Dir: Andy Amadi Okoroafor
No Cert, 92 mins
I went with a friend to this screening blind, having no idea what to expect. I liked the write-up on the BFI’s website, and, naively perhaps, I presumed that the film would have to be of some quality to have been selected for such a prestigious festival in the first place. I was amazed to find that this was the most agonizingly boring film I’ve seen since Last Days by Gus Van Sant. The only thing that made this worse was that it was impossible to walk out. The director, a loveable looking man, introduced the film with a warm, tearful speech. “Thank you so much,” he sobbed, “It is such an honour to be here in London.” He then came and sat behind me, and I simply did not have the heart to leave.

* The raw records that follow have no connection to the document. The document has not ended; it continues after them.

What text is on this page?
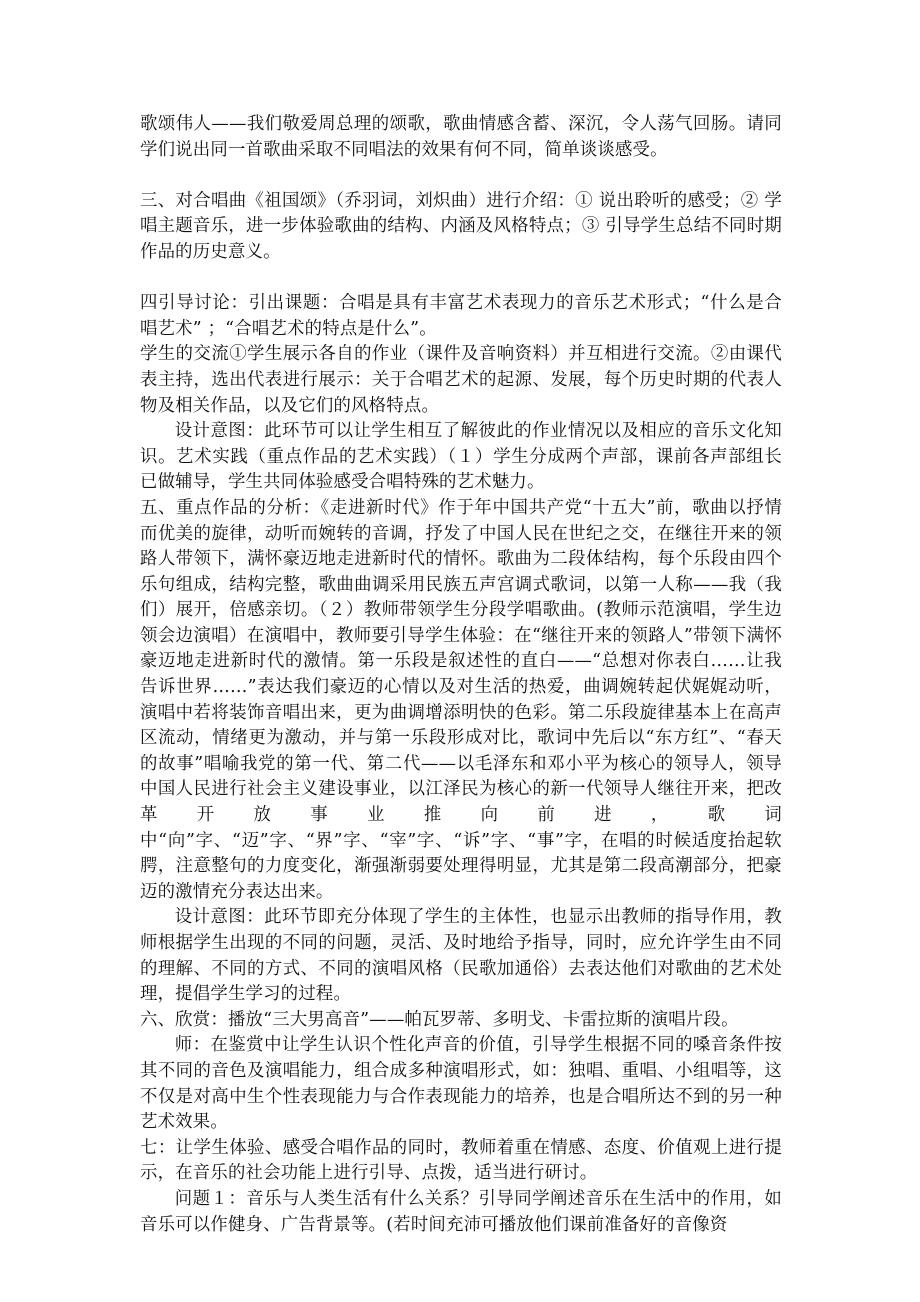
歌颂伟人——我们敬爱周总理的颂歌，歌曲情感含蓄、深沉，令人荡气回肠。请同学们说出同一首歌曲采取不同唱法的效果有何不同，简单谈谈感受。

三、对合唱曲《祖国颂》（乔羽词，刘炽曲）进行介绍：① 说出聆听的感受；② 学唱主题音乐，进一步体验歌曲的结构、内涵及风格特点；③ 引导学生总结不同时期作品的历史意义。

四引导讨论：引出课题：合唱是具有丰富艺术表现力的音乐艺术形式；“什么是合唱艺术” ；“合唱艺术的特点是什么”。

学生的交流①学生展示各自的作业（课件及音响资料）并互相进行交流。②由课代表主持，选出代表进行展示：关于合唱艺术的起源、发展，每个历史时期的代表人物及相关作品，以及它们的风格特点。

设计意图：此环节可以让学生相互了解彼此的作业情况以及相应的音乐文化知识。艺术实践（重点作品的艺术实践）（１）学生分成两个声部，课前各声部组长已做辅导，学生共同体验感受合唱特殊的艺术魅力。

五、重点作品的分析：《走进新时代》作于年中国共产党“十五大”前，歌曲以抒情而优美的旋律，动听而婉转的音调，抒发了中国人民在世纪之交，在继往开来的领路人带领下，满怀豪迈地走进新时代的情怀。歌曲为二段体结构，每个乐段由四个乐句组成，结构完整，歌曲曲调采用民族五声宫调式歌词，以第一人称——我（我们）展开，倍感亲切。（２）教师带领学生分段学唱歌曲。(教师示范演唱，学生边领会边演唱）在演唱中，教师要引导学生体验：在“继往开来的领路人”带领下满怀豪迈地走进新时代的激情。第一乐段是叙述性的直白——“总想对你表白……让我告诉世界……”表达我们豪迈的心情以及对生活的热爱，曲调婉转起伏娓娓动听，演唱中若将装饰音唱出来，更为曲调增添明快的色彩。第二乐段旋律基本上在高声区流动，情绪更为激动，并与第一乐段形成对比，歌词中先后以“东方红”、“春天的故事”唱喻我党的第一代、第二代——以毛泽东和邓小平为核心的领导人，领导中国人民进行社会主义建设事业，以江泽民为核心的新一代领导人继往开来，把改革开放事业推向前进，歌词中“向”字、“迈”字、“界”字、“宰”字、“诉”字、“事”字，在唱的时候适度抬起软腭，注意整句的力度变化，渐强渐弱要处理得明显，尤其是第二段高潮部分，把豪迈的激情充分表达出来。

设计意图：此环节即充分体现了学生的主体性，也显示出教师的指导作用，教师根据学生出现的不同的问题，灵活、及时地给予指导，同时，应允许学生由不同的理解、不同的方式、不同的演唱风格（民歌加通俗）去表达他们对歌曲的艺术处理，提倡学生学习的过程。

六、欣赏：播放“三大男高音”——帕瓦罗蒂、多明戈、卡雷拉斯的演唱片段。

师：在鉴赏中让学生认识个性化声音的价值，引导学生根据不同的嗓音条件按其不同的音色及演唱能力，组合成多种演唱形式，如：独唱、重唱、小组唱等，这不仅是对高中生个性表现能力与合作表现能力的培养，也是合唱所达不到的另一种艺术效果。

七：让学生体验、感受合唱作品的同时，教师着重在情感、态度、价值观上进行提示，在音乐的社会功能上进行引导、点拨，适当进行研讨。

问题１：音乐与人类生活有什么关系？引导同学阐述音乐在生活中的作用，如音乐可以作健身、广告背景等。(若时间充沛可播放他们课前准备好的音像资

But, seemingly, I do have the heart to slag it off on the internet. Nice.
The film tells the story of Obi, a Nigerian peacekeeping soldier working in Sierra Leone. His life is shattered when his true love, Blessing is shot by child soldiers. One year later, he is back in Lagos trying to re-establish his life whilst working for a private security company. One night at work, he finds a wounded high-class prostitute left for dead, and manages to save her life…
I was intrigued by the first ten minutes of the film, as it begins with lively Nigerian hip-hop, and the footage of Lagos is atmospheric. As soon as the dialogue begins, with acting levels on a par with a Latin American daytime soap-opera, I knew I was in for an absolute howler. Long, unnecessary conversations are interspersed with seemingly endless panning shots of out-of-focus streetlights. At one stage the camera sits on the motorway for about a minute and a half. There are some moments of relief when various bands perform live in bars where the “action” is taking place. We get a flavour of what Lagos’ music scene might be like, but even these scenes feel like the director is just buying time so he can fill the required length to call it a feature. The plot is utterly incoherent, and I rapidly stopped bothering to follow it. The three moments of drama all take place off screen. “Relentless” is a very apt title, as its’ 92 minutes felt like an eternity, during which I could feel myself physically ageing. I have never seen so many mobile phones glowing in a cinema auditorium as people frustratedly checked to see how much longer they had to sit through this apalling mess of a movie.